L’urgenza è fermare la carneficina di Gaza imponendo sanzioni a chi ne è responsabile, ma è anche quella di liberarsi dalla gabbia mentale della soluzione a due Stati, che per trent’anni ha monopolizzato l’immaginario politico e soffocato ogni alternativa. È tempo di tornare a idee che la retorica dominante ha relegato ai margini; non mappe disegnate nei palazzi, ma processi reali di riconoscimento reciproco, capaci di affrontare paure radicate e memorie traumatiche. La pace intesa come obiettivo finale forse non esiste, e il suo miraggio non ha prodotto altro che dolore. Ma possono esistere forme pratiche di convivenza, compromessi imperfetti che consentano a due popoli di sopravvivere fianco a fianco.

La divisione rigida tra due entità etnico-religiose non era un destino, ma il frutto di categorie importate dall’Europa coloniale, estranee alla complessità ottomana che per secoli aveva regolato convivenze e autonomie. Chi ancora invoca i due Stati liquida come utopia l’idea di uno Stato unico, democratico e secolare. È vero: abolire identità politiche fondate sull’appartenenza religiosa non colmerebbe il bisogno di sicurezza e riconoscimento di israeliani e palestinesi. Ma la scelta binaria tra uno Stato e due Stati è falsa. In mezzo c’è uno spettro di possibilità, di gradazioni di sovranità e forme di autonomia condivisa. Non esistono formule preordinate: uno Stato può non essere del tutto uno Stato, e tuttavia funzionare.

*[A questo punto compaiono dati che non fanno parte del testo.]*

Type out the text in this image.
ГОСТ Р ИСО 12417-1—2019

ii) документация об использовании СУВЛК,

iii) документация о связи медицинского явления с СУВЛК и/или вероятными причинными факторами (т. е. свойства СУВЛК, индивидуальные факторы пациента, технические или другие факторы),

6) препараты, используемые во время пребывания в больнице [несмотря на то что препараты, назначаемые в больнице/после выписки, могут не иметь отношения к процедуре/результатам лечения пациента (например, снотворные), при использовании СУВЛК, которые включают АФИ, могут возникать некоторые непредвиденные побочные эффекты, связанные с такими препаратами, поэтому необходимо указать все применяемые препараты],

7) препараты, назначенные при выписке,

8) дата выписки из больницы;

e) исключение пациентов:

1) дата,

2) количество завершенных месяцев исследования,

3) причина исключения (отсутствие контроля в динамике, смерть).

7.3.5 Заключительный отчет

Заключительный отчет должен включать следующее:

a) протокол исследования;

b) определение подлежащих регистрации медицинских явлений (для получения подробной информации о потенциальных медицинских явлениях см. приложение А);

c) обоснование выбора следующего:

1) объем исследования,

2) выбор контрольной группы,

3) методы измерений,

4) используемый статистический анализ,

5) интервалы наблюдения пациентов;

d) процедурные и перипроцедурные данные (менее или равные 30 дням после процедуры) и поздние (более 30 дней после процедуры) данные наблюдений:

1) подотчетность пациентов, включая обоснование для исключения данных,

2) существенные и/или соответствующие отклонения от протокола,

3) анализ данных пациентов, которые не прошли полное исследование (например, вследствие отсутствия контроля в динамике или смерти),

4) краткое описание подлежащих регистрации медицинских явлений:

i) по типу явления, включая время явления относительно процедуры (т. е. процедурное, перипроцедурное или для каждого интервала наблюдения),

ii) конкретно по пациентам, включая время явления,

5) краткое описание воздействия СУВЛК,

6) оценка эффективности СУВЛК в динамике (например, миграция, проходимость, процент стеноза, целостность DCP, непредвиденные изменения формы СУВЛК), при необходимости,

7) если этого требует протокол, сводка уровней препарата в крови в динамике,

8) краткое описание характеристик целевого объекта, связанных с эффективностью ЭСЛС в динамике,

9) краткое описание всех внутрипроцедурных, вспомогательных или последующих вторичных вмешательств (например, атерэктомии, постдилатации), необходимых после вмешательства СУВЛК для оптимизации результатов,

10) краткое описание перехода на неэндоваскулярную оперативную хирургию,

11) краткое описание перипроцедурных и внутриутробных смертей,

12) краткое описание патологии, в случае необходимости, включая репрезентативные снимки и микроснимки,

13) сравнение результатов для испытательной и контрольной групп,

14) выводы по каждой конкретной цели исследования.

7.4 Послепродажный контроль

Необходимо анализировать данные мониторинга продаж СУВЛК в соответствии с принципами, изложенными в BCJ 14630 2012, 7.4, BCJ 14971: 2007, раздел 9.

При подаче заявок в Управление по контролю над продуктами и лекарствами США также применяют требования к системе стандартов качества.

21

Oggi tutto è in palio. Le vittorie militari non garantiscono sicurezza, la militanza armata non porta la liberazione, e il ritmo incalzante degli eventi rivela la fragilità di ciò che si pensava solido. Oslo è morto, i due Stati sono morti, e con loro i protagonisti che li avevano incarnati. Restano due popoli senza rotta, costretti a ripiegare su vecchi modelli e su un conflitto che riproduce se stesso. Ma proprio in questo vuoto può aprirsi uno spazio.

Il futuro sarà pieno di sorprese. Forse gli israeliani scopriranno l’assurdità delle loro vittorie, che lasciano soltanto rovine. Forse i palestinesi troveranno l’unità e una guida politica capace di includere persino gli ebrei israeliani. Forse nuovi linguaggi e nuove forme di convivenza nasceranno dal basso, mentre gli Stati arabi useranno la normalizzazione per garantire almeno qualche tutela ai palestinesi. Forse, perfino gli Stati Uniti, stanchi delle proprie menzogne, saranno costretti a un confronto morale.

Non ci sarà pace assoluta. Ma ci può essere coesistenza. Non ci sarà giustizia totale. Ma ci può essere riconoscimento. È tempo di smettere di inseguire miraggi e di affrontare la realtà: due popoli che condividono la stessa terra e che, piaccia o no, continueranno a farlo.

La guerra finirà. I leader si stringeranno la mano. L’anziana continuerà ad aspettare il figlio martire. La ragazza aspetterà il marito amato. I bambini aspetteranno il loro padre eroe. Non so chi abbia venduto la nostra patria. Ma ho visto chi ha pagato il prezzo.